Right. 16/22mm is about 5/8" ID and 7/8" OD., with a 1/8" wall.

It's not exact, but close enough for our purposes.


----------



## sreid (Feb 10, 2011)

I just got a 2217 last week and the input hose is 5/8" while the output where you will want the heater and reactor is 1/2".

I have the Ista mix max Large and still have a few micro bubbles escape into the tank so I imagine the medium would be to small for the 2217 flow.


----------



## Rainer (Jan 30, 2011)

So this should go:

13mm intake->12/16mm hose->filter->16/22mm hose->reactor->17mm heater->17mm outflow

Or is it better to have the heater upstream of the reactor?


----------



## sreid (Feb 10, 2011)

I think you got the hoses mixed. The inflow hose is 16mm and the outflow is 12mm.


----------



## kevmo911 (Sep 24, 2010)

sreid said:


> I think you got the hoses mixed. The inflow hose is 16mm and the outflow is 12mm.

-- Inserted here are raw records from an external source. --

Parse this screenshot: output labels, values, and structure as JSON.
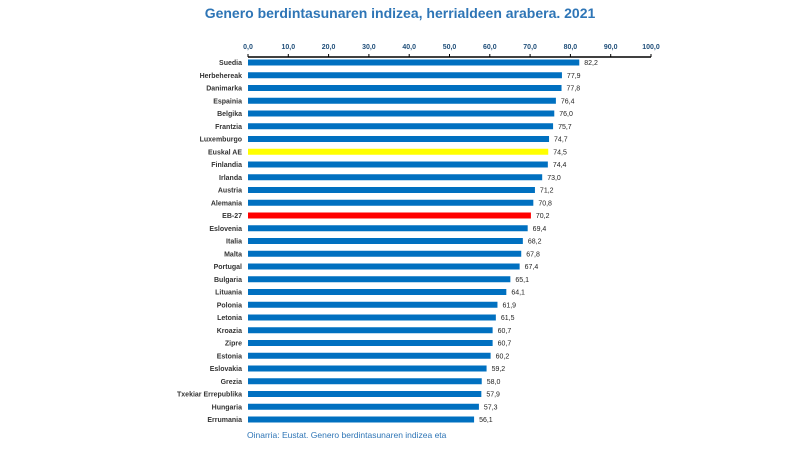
{
  "chart_data": {
    "type": "bar",
    "orientation": "horizontal",
    "title": "Genero berdintasunaren indizea, herrialdeen arabera. 2021",
    "categories": [
      "Suedia",
      "Herbehereak",
      "Danimarka",
      "Espainia",
      "Belgika",
      "Frantzia",
      "Luxemburgo",
      "Euskal AE",
      "Finlandia",
      "Irlanda",
      "Austria",
      "Alemania",
      "EB-27",
      "Eslovenia",
      "Italia",
      "Malta",
      "Portugal",
      "Bulgaria",
      "Lituania",
      "Polonia",
      "Letonia",
      "Kroazia",
      "Zipre",
      "Estonia",
      "Eslovakia",
      "Grezia",
      "Txekiar Errepublika",
      "Hungaria",
      "Errumania"
    ],
    "values": [
      82.2,
      77.9,
      77.8,
      76.4,
      76.0,
      75.7,
      74.7,
      74.5,
      74.4,
      73.0,
      71.2,
      70.8,
      70.2,
      69.4,
      68.2,
      67.8,
      67.4,
      65.1,
      64.1,
      61.9,
      61.5,
      60.7,
      60.7,
      60.2,
      59.2,
      58.0,
      57.9,
      57.3,
      56.1
    ],
    "value_labels": [
      "82,2",
      "77,9",
      "77,8",
      "76,4",
      "76,0",
      "75,7",
      "74,7",
      "74,5",
      "74,4",
      "73,0",
      "71,2",
      "70,8",
      "70,2",
      "69,4",
      "68,2",
      "67,8",
      "67,4",
      "65,1",
      "64,1",
      "61,9",
      "61,5",
      "60,7",
      "60,7",
      "60,2",
      "59,2",
      "58,0",
      "57,9",
      "57,3",
      "56,1"
    ],
    "xlim": [
      0,
      100
    ],
    "x_ticks": [
      0,
      10,
      20,
      30,
      40,
      50,
      60,
      70,
      80,
      90,
      100
    ],
    "x_tick_labels": [
      "0,0",
      "10,0",
      "20,0",
      "30,0",
      "40,0",
      "50,0",
      "60,0",
      "70,0",
      "80,0",
      "90,0",
      "100,0"
    ],
    "axis_position": "top",
    "grid": false,
    "xlabel": "",
    "ylabel": "",
    "colors": {
      "default": "#0070c0",
      "highlights": {
        "Euskal AE": "#ffff00",
        "EB-27": "#ff0000"
      },
      "title": "#2e75b6"
    }
  },
  "source": "Oinarria: Eustat. Genero berdintasunaren indizea eta"
}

Wait. What? 12/16mm refers to a single hose size, ID/OD.


----------



## sreid (Feb 10, 2011)

kevmo911 said:


> Wait. What? 12/16mm refers to a single hose size, ID/OD.


 
Yes I was only posting the ID.


----------



## Rainer (Jan 30, 2011)

I'm still confused. Kevmo says to get the 5/8" heater while sreid says the 1/2" fits.


----------



## sreid (Feb 10, 2011)

Rainer said:


> I'm still confused. Kevmo says to get the 5/8" heater while sreid says the 1/2" fits.


The output hose for the 2217 is 12/16mm. This is where you will want the reactor and heater. Incase you didn't know that reactor has (12/16mm) 1/2" fittings. To use the 5/8" heater on the outflow of the 2217 you would need to use some extra plumbing/reducers to work.


----------



## kevmo911 (Sep 24, 2010)

^ Agreed. Didn't realize that the outflow tubing was smaller than intake. Use the 200w with 1/2" barbs on the outflow.


----------



## Rainer (Jan 30, 2011)

Thanks for clearing that up, guys, and sorry I missed your first post, sreid.

The lily pipes are still a question. If I go with the 13mm set and use an adapter to up gauge to 17mm, could the increased suction be too great for shrimplets to escape, even with a stainless strainer?


----------



## kevmo911 (Sep 24, 2010)

When I've used prefilters, they've always been cut-down AquaClear sponges, so I don't know about the ss ones. But from what I've read, the ideal shrimp tank prefilter is one of those large, cylindrical Fluval (?) prefilters sold at any LFS. Check in the shrimp/invert section for more info.


----------